1. “…pluralism as a philosophy which can run through any therapeutic approach or any therapist. I believe that pluralism runs through all therapies and all therapists to greater or lesser extents. I do not think any therapist is entirely ‘pure’ in adhering to one, monistic approach so I don’t think there are actually any monistic therapists even if they think they are!” RESPONSE: In my own writing, I have developed the idea that clients and therapists each draw on multiple ways of knowing (personal, theoretical, moral, etc). I know that others in the pluralistic community have developed further analyses of ways of thinking – it would be helpful for everyone to bring these ideas together in terms of what they mean for practice and research/inquiry. In relation to research, the multiplicity of the therapist’s way of knowing is almost entirely hidden and ignored – studies almost always operate as though the formal theory/approach being used by the therapist is the only thing in their head (and their body) – this is so obviously not true.

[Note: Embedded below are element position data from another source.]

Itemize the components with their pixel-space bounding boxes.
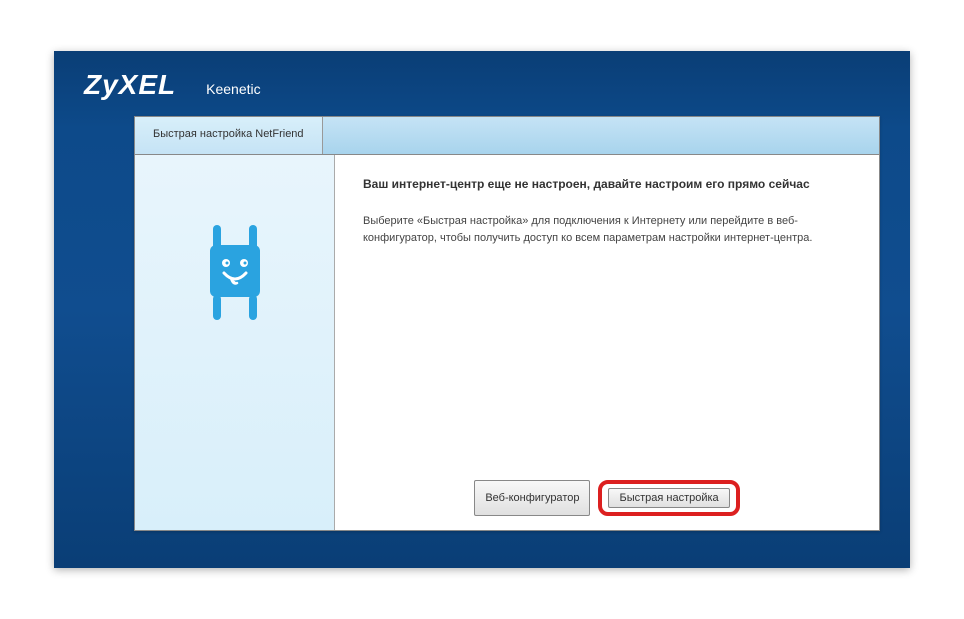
- highlight-ring: Быстрая настройка: [598, 480, 739, 516]
- main-content: Ваш интернет-центр еще не настроен, дава…: [335, 155, 879, 530]
- brand-logo: ZyXEL: [84, 69, 176, 101]
- setup-title: Ваш интернет-центр еще не настроен, дава…: [363, 177, 851, 191]
- app-window: ZyXEL Keenetic Быстрая настройка NetFrie…: [54, 51, 910, 568]
- tab-bar: Быстрая настройка NetFriend: [135, 117, 879, 155]
- main-panel: Быстрая настройка NetFriend: [134, 116, 880, 531]
- content-wrap: Ваш интернет-центр еще не настроен, дава…: [135, 155, 879, 530]
- header: ZyXEL Keenetic: [54, 51, 910, 116]
- web-configurator-button[interactable]: Веб-конфигуратор: [474, 480, 590, 516]
- quick-setup-button[interactable]: Быстрая настройка: [608, 488, 729, 508]
- mascot-icon: [200, 225, 270, 320]
- tab-netfriend[interactable]: Быстрая настройка NetFriend: [135, 117, 323, 154]
- product-name: Keenetic: [206, 81, 260, 97]
- sidebar: [135, 155, 335, 530]
- button-row: Веб-конфигуратор Быстрая настройка: [335, 480, 879, 516]
- tab-label: Быстрая настройка NetFriend: [153, 128, 304, 140]
- setup-description: Выберите «Быстрая настройка» для подключ…: [363, 213, 851, 246]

2. “….the idea of one ‘pluralistic therapy’ practice does not resonate with me….. in a pluralistic spirit, ‘pluralistic therapy’ is just right for some clients and some therapists some of the time.“ RESPONSE. By ‘one pluralistic therapy’ I assume you mean a way of doing therapy that is informed by attention to goals, tasks, methods, shared understanding, preferences, shared decision-making, etc. I see these pluralistic skills/principles as a framework within which many different things can happen. I am very much against a pluralism that is just in the therapists’ head, or only occurs in conversations between therapists. For me, if I am genuinely interested in what the client wants and what they bring to the work (their life experience, ways of knowing, etc), then goals, tasks etc are like a checklist for making sure that I am actually offering them a space in which both of our ideas can be combined. I have recently been using the image of the pluralistic framework as being like a piano, on which different tunes can be played. In this metaphor, established, mainstream therapies (psychodynamic, CBT, person-centred) are well-known and popular tunes. A pluralistic framework or meta-perspective allows for medleys, accompanying, ensemble playing, and improvisation.
3. “…both clients and therapists might just want to take part in therapy without any kind of adjective attached”. RESPONSE: This is so true. I am convinced that it is only a small minority of clients who seek out a specific therapy.
4. “…political empowerment for both clients and therapists which, arguably, is at a minimum in the contemporary NHS organisation”. RESPONSE: This is also so true. And a pluralistic approach to practice has something important to offer here… a lot of my own recent writing and talks have focused on this.